The researchers said hackers from the rogue state extracted the funds following at least seven attacks on cryptocurrency platforms, primarily targeting investment firms and centralized exchanges. This represents a significant rise from four hacks recorded in 2020, with the value extracted from heists in 2021 up by 40%.
According to the study, the attackers used various techniques to siphon the funds out of the victims’ internet-controlled “hot” wallets into Democratic People’s Republic of Korea (DPRK)-controlled addresses. These included phishing lures, code exploits, malware and advanced social engineering.
“Once North Korea gained custody of the funds, they began a careful laundering process to cover up and cash out,” stated the report.
The researchers added that it is likely many of these hacks were carried out by the notorious Lazarus Group (APT 38), which is led by North Korea’s main intelligence agency, Reconnaissance General Bureau. Lazarus has been blamed for high-profile attacks in recent years, including Wannacry.

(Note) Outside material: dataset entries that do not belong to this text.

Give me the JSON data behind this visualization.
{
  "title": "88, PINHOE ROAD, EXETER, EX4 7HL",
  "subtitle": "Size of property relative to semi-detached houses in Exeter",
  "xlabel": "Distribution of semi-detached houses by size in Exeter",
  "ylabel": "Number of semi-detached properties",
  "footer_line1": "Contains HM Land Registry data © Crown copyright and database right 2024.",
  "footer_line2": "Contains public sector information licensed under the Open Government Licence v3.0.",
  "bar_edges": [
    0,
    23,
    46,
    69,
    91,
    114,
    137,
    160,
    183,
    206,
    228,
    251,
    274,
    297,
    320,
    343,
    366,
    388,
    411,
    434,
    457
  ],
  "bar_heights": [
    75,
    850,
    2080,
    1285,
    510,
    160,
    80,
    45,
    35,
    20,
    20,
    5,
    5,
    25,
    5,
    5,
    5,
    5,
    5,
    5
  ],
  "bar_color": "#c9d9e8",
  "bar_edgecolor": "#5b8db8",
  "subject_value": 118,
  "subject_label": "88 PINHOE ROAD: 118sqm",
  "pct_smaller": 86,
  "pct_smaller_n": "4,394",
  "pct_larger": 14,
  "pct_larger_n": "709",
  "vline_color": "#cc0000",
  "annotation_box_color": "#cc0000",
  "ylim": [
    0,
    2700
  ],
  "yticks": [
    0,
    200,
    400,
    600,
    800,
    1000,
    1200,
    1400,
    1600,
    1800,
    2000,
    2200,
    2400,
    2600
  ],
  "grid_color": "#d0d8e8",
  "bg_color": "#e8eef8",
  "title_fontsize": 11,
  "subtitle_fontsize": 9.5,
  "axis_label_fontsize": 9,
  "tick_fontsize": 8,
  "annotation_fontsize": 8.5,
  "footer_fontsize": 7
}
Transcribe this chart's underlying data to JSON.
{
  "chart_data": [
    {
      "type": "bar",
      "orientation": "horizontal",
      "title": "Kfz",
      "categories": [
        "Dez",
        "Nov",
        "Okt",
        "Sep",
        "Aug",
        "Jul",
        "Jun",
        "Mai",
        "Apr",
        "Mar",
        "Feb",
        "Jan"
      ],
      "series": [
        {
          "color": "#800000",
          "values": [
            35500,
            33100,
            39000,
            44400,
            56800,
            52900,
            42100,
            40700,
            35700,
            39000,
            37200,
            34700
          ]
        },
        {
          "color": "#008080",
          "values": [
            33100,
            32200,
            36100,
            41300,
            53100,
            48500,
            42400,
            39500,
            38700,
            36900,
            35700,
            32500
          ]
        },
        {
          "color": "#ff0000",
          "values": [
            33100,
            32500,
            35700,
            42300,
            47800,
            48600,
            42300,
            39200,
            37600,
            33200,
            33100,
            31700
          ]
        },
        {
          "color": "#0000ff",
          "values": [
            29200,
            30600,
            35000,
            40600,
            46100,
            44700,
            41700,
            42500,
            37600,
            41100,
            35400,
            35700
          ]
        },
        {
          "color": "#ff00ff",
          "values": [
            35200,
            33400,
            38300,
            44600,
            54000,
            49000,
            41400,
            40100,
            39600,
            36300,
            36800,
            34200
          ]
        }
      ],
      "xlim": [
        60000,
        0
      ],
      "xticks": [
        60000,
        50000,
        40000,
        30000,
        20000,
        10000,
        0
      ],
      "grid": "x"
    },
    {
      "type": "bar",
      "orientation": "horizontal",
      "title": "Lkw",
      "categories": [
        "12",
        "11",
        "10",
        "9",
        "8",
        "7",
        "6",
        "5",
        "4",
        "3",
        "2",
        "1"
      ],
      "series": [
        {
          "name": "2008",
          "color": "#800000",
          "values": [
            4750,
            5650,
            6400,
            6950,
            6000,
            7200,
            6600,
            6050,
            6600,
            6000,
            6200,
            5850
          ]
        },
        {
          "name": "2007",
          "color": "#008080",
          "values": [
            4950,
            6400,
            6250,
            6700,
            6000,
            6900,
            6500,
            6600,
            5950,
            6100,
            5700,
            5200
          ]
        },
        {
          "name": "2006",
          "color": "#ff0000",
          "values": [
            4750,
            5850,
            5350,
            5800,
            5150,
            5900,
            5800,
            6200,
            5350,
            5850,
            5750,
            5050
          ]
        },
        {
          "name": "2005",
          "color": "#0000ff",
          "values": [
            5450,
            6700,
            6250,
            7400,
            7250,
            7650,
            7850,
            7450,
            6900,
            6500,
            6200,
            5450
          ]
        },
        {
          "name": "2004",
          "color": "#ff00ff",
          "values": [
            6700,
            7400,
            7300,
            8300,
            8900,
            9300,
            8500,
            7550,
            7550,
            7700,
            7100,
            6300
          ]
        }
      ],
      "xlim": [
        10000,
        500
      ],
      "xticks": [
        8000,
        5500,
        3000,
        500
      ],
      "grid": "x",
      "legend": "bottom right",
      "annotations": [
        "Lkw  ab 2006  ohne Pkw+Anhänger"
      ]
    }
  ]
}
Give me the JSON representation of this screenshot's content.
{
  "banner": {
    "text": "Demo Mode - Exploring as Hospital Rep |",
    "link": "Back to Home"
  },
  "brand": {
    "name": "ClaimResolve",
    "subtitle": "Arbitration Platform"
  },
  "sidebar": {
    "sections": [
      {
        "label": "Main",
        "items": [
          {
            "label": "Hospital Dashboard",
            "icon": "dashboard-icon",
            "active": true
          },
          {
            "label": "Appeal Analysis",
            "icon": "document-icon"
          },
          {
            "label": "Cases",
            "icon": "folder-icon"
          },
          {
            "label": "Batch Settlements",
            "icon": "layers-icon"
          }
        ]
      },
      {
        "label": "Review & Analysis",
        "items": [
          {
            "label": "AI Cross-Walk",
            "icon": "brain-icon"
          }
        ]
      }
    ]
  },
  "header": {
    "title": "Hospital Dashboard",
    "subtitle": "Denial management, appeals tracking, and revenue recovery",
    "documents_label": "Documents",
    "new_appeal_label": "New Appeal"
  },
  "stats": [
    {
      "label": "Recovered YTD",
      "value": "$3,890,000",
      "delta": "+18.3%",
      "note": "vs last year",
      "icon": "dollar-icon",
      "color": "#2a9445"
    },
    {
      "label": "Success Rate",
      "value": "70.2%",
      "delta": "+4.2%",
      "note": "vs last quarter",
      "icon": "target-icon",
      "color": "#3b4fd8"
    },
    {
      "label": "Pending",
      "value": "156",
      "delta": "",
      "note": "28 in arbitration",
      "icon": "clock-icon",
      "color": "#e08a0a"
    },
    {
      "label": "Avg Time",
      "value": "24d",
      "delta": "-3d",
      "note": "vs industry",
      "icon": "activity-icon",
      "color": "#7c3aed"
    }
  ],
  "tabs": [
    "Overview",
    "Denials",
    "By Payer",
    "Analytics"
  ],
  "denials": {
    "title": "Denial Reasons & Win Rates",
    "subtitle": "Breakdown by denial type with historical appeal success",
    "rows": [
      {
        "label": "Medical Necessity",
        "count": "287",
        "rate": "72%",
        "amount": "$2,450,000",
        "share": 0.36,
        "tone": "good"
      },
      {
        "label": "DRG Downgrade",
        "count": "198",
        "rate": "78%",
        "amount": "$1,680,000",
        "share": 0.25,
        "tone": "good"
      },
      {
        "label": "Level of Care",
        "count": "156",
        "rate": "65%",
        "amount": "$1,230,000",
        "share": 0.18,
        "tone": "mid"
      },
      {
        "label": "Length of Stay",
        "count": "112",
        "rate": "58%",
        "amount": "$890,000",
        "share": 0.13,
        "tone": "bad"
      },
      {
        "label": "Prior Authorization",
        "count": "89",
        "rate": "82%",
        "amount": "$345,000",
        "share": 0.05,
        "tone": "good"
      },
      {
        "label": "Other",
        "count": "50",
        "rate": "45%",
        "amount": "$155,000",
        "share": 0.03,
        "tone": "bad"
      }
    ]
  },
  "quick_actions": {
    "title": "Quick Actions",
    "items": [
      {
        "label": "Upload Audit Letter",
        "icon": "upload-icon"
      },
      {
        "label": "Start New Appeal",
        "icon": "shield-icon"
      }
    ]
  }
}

However, the authors observed that since 2018, the group has focused its efforts on cryptocurrency crime, “a strategy that has proven immensely profitable.”
Indeed, North Korean hackers have been linked to a number of major crypto heists in recent years, and a report last year by Venafi found that cybercrime is now the primary means by which the authoritarian state is funded.
Interestingly, the report noted that Bitcoin represented just 20% of the stolen funds last year, with Ether accounting for the majority (58%) and ERC-20 tokens or altcoins making up 22%.
Chainalysis also revealed that it has identified $170m worth of stolen cryptocurrency controlled by the East Asian state, which has yet to be laundered. This is a result of separate hacks spanning from 2017-2021.
Commenting, Erich Kron, security awareness advocate at KnowBe4, said: "Cryptocurrency is a heavily targeted sector when it comes to cybercrime due to the decentralized nature of the currencies and the fact that, unlike with credit card or bank transfers, the transaction happens quickly and is impossible to reverse. Nation-states, especially those under strict tariffs or other financial restrictions, can benefit greatly by stealing and manipulating cryptocurrency. Many times, a cryptocurrency wallet can contain multiple types of cryptocurrency, making them a very appealing target.”